The harm is best understood by remembering the infamous rats in Skinner’s box back in the 1950s. Scientists put electrodes into the limbic system (feeling centers) of the rat’s brain and sent a little shock to the area when the rat entered a particular corner. The theory was that if the shock was unpleasant enough it would cause the rat to stay away from the corner. Enough shocks and the rat’s brain would wire the corner with the aversive stimuli. However, a strange and unexpected thing happened when the electrode was placed in the nucleus accumbens (a dopamine pathway that is part of the limbic system)—the rats did just the opposite.
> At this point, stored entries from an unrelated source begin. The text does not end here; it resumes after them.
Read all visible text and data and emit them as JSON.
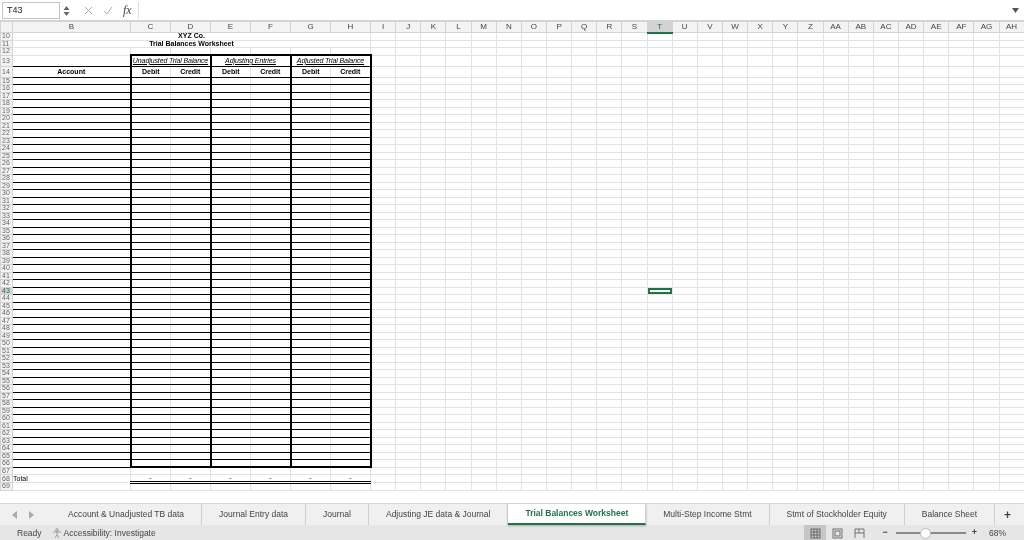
{
  "formula_bar": {
    "name_box": "T43",
    "function_label": "fx"
  },
  "columns": [
    {
      "label": "B",
      "selected": false
    },
    {
      "label": "C",
      "selected": false
    },
    {
      "label": "D",
      "selected": false
    },
    {
      "label": "E",
      "selected": false
    },
    {
      "label": "F",
      "selected": false
    },
    {
      "label": "G",
      "selected": false
    },
    {
      "label": "H",
      "selected": false
    },
    {
      "label": "I",
      "selected": false
    },
    {
      "label": "J",
      "selected": false
    },
    {
      "label": "K",
      "selected": false
    },
    {
      "label": "L",
      "selected": false
    },
    {
      "label": "M",
      "selected": false
    },
    {
      "label": "N",
      "selected": false
    },
    {
      "label": "O",
      "selected": false
    },
    {
      "label": "P",
      "selected": false
    },
    {
      "label": "Q",
      "selected": false
    },
    {
      "label": "R",
      "selected": false
    },
    {
      "label": "S",
      "selected": false
    },
    {
      "label": "T",
      "selected": true
    },
    {
      "label": "U",
      "selected": false
    },
    {
      "label": "V",
      "selected": false
    },
    {
      "label": "W",
      "selected": false
    },
    {
      "label": "X",
      "selected": false
    },
    {
      "label": "Y",
      "selected": false
    },
    {
      "label": "Z",
      "selected": false
    },
    {
      "label": "AA",
      "selected": false
    },
    {
      "label": "AB",
      "selected": false
    },
    {
      "label": "AC",
      "selected": false
    },
    {
      "label": "AD",
      "selected": false
    },
    {
      "label": "AE",
      "selected": false
    },
    {
      "label": "AF",
      "selected": false
    },
    {
      "label": "AG",
      "selected": false
    },
    {
      "label": "AH",
      "selected": false
    }
  ],
  "row_numbers": [
    {
      "label": "10",
      "selected": false
    },
    {
      "label": "11",
      "selected": false
    },
    {
      "label": "12",
      "selected": false
    },
    {
      "label": "13",
      "selected": false
    },
    {
      "label": "14",
      "selected": false
    },
    {
      "label": "15",
      "selected": false
    },
    {
      "label": "16",
      "selected": false
    },
    {
      "label": "17",
      "selected": false
    },
    {
      "label": "18",
      "selected": false
    },
    {
      "label": "19",
      "selected": false
    },
    {
      "label": "20",
      "selected": false
    },
    {
      "label": "21",
      "selected": false
    },
    {
      "label": "22",
      "selected": false
    },
    {
      "label": "23",
      "selected": false
    },
    {
      "label": "24",
      "selected": false
    },
    {
      "label": "25",
      "selected": false
    },
    {
      "label": "26",
      "selected": false
    },
    {
      "label": "27",
      "selected": false
    },
    {
      "label": "28",
      "selected": false
    },
    {
      "label": "29",
      "selected": false
    },
    {
      "label": "30",
      "selected": false
    },
    {
      "label": "31",
      "selected": false
    },
    {
      "label": "32",
      "selected": false
    },
    {
      "label": "33",
      "selected": false
    },
    {
      "label": "34",
      "selected": false
    },
    {
      "label": "35",
      "selected": false
    },
    {
      "label": "36",
      "selected": false
    },
    {
      "label": "37",
      "selected": false
    },
    {
      "label": "38",
      "selected": false
    },
    {
      "label": "39",
      "selected": false
    },
    {
      "label": "40",
      "selected": false
    },
    {
      "label": "41",
      "selected": false
    },
    {
      "label": "42",
      "selected": false
    },
    {
      "label": "43",
      "selected": true
    },
    {
      "label": "44",
      "selected": false
    },
    {
      "label": "45",
      "selected": false
    },
    {
      "label": "46",
      "selected": false
    },
    {
      "label": "47",
      "selected": false
    },
    {
      "label": "48",
      "selected": false
    },
    {
      "label": "49",
      "selected": false
    },
    {
      "label": "50",
      "selected": false
    },
    {
      "label": "51",
      "selected": false
    },
    {
      "label": "52",
      "selected": false
    },
    {
      "label": "53",
      "selected": false
    },
    {
      "label": "54",
      "selected": false
    },
    {
      "label": "55",
      "selected": false
    },
    {
      "label": "56",
      "selected": false
    },
    {
      "label": "57",
      "selected": false
    },
    {
      "label": "58",
      "selected": false
    },
    {
      "label": "59",
      "selected": false
    },
    {
      "label": "60",
      "selected": false
    },
    {
      "label": "61",
      "selected": false
    },
    {
      "label": "62",
      "selected": false
    },
    {
      "label": "63",
      "selected": false
    },
    {
      "label": "64",
      "selected": false
    },
    {
      "label": "65",
      "selected": false
    },
    {
      "label": "66",
      "selected": false
    },
    {
      "label": "67",
      "selected": false
    },
    {
      "label": "68",
      "selected": false
    },
    {
      "label": "69",
      "selected": false
    }
  ],
  "worksheet": {
    "company": "XYZ Co.",
    "title": "Trial Balances Worksheet",
    "account_header": "Account",
    "groups": [
      {
        "label": "Unadjusted Trial Balance",
        "columns": [
          "Debit",
          "Credit"
        ]
      },
      {
        "label": "Adjusting Entries",
        "columns": [
          "Debit",
          "Credit"
        ]
      },
      {
        "label": "Adjusted Trial Balance",
        "columns": [
          "Debit",
          "Credit"
        ]
      }
    ],
    "total_label": "Total",
    "totals": [
      "-",
      "-",
      "-",
      "-",
      "-",
      "-"
    ]
  },
  "sheet_tabs": [
    {
      "label": "Account & Unadjusted TB data",
      "selected": false
    },
    {
      "label": "Journal Entry data",
      "selected": false
    },
    {
      "label": "Journal",
      "selected": false
    },
    {
      "label": "Adjusting JE data & Journal",
      "selected": false
    },
    {
      "label": "Trial Balances Worksheet",
      "selected": true
    },
    {
      "label": "Multi-Step Income Stmt",
      "selected": false
    },
    {
      "label": "Stmt of Stockholder Equity",
      "selected": false
    },
    {
      "label": "Balance Sheet",
      "selected": false
    }
  ],
  "add_sheet": "+",
  "status_bar": {
    "status": "Ready",
    "accessibility": "Accessibility: Investigate",
    "view_buttons": [
      {
        "kind": "normal",
        "selected": true
      },
      {
        "kind": "page_layout",
        "selected": false
      },
      {
        "kind": "page_break",
        "selected": false
      }
    ],
    "zoom_out": "−",
    "zoom_in": "+",
    "zoom": {
      "level": 0.42,
      "reading": "68%"
    }
  }
}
Instead of avoiding the corner, they went back to get the shock over and over and over again. Up to 700 times an hour! In fact, this was so compelling to the rats that they opted for the stimulation over food. The rats could not describe “craving “ to us, but certainly, the repetitive nature of their dopamine seeking made it clear that this was something they “needed” to do. The increase in motivation and energy that dopamine provides can be a good thing, but when your brain gets wired to compulsive behaviors that stimulate the dopamine reward pathway (addictions) then your life can be as out of control as the poor rat in Skinner’s Box.
So dopamine itself is not the problem, nor is the dopamine reward system. Dopamine is simply the carrot on a stick designed to give a reward to life-sustaining activities like eating healthy food, having sex, drinking water, and being held in nurturing relationships so that you will keep doing these healthy things over and over again. The problem is how we stimulate the dopamine pathway. In an ideal world—one that understands the centrality of a healthy relationship to health and wellness—the dopamine reward system stays connected to human connection as the primary source of stimulation. Unfortunately, we do not live in this ideal world. We live in a culture that actively undermines this precious dopamine-relationship connection. We raise children to stand on their own two feet while the separate self is an American icon of maturity. It is making us sick.
This disconnection is a set-up for addiction as we search for other sources of dopamine. The “other sources” look shockingly similar to the list of common cultural complaints—overeating and obesity, drug and alcohol abuse, consumerism, chronic hooking up. Not only do these addictive, destructive behaviors get paired to the dopamine reward system but they create a feedback loop of isolation that pushes people towards more addictions.
Without healthy relationships, we each become like the rats in Skinners’ box—seeking dopamine from all the wrong places. It is time to rewire our brains for the healthy relationships and connections that reward us with positive energy and motivation.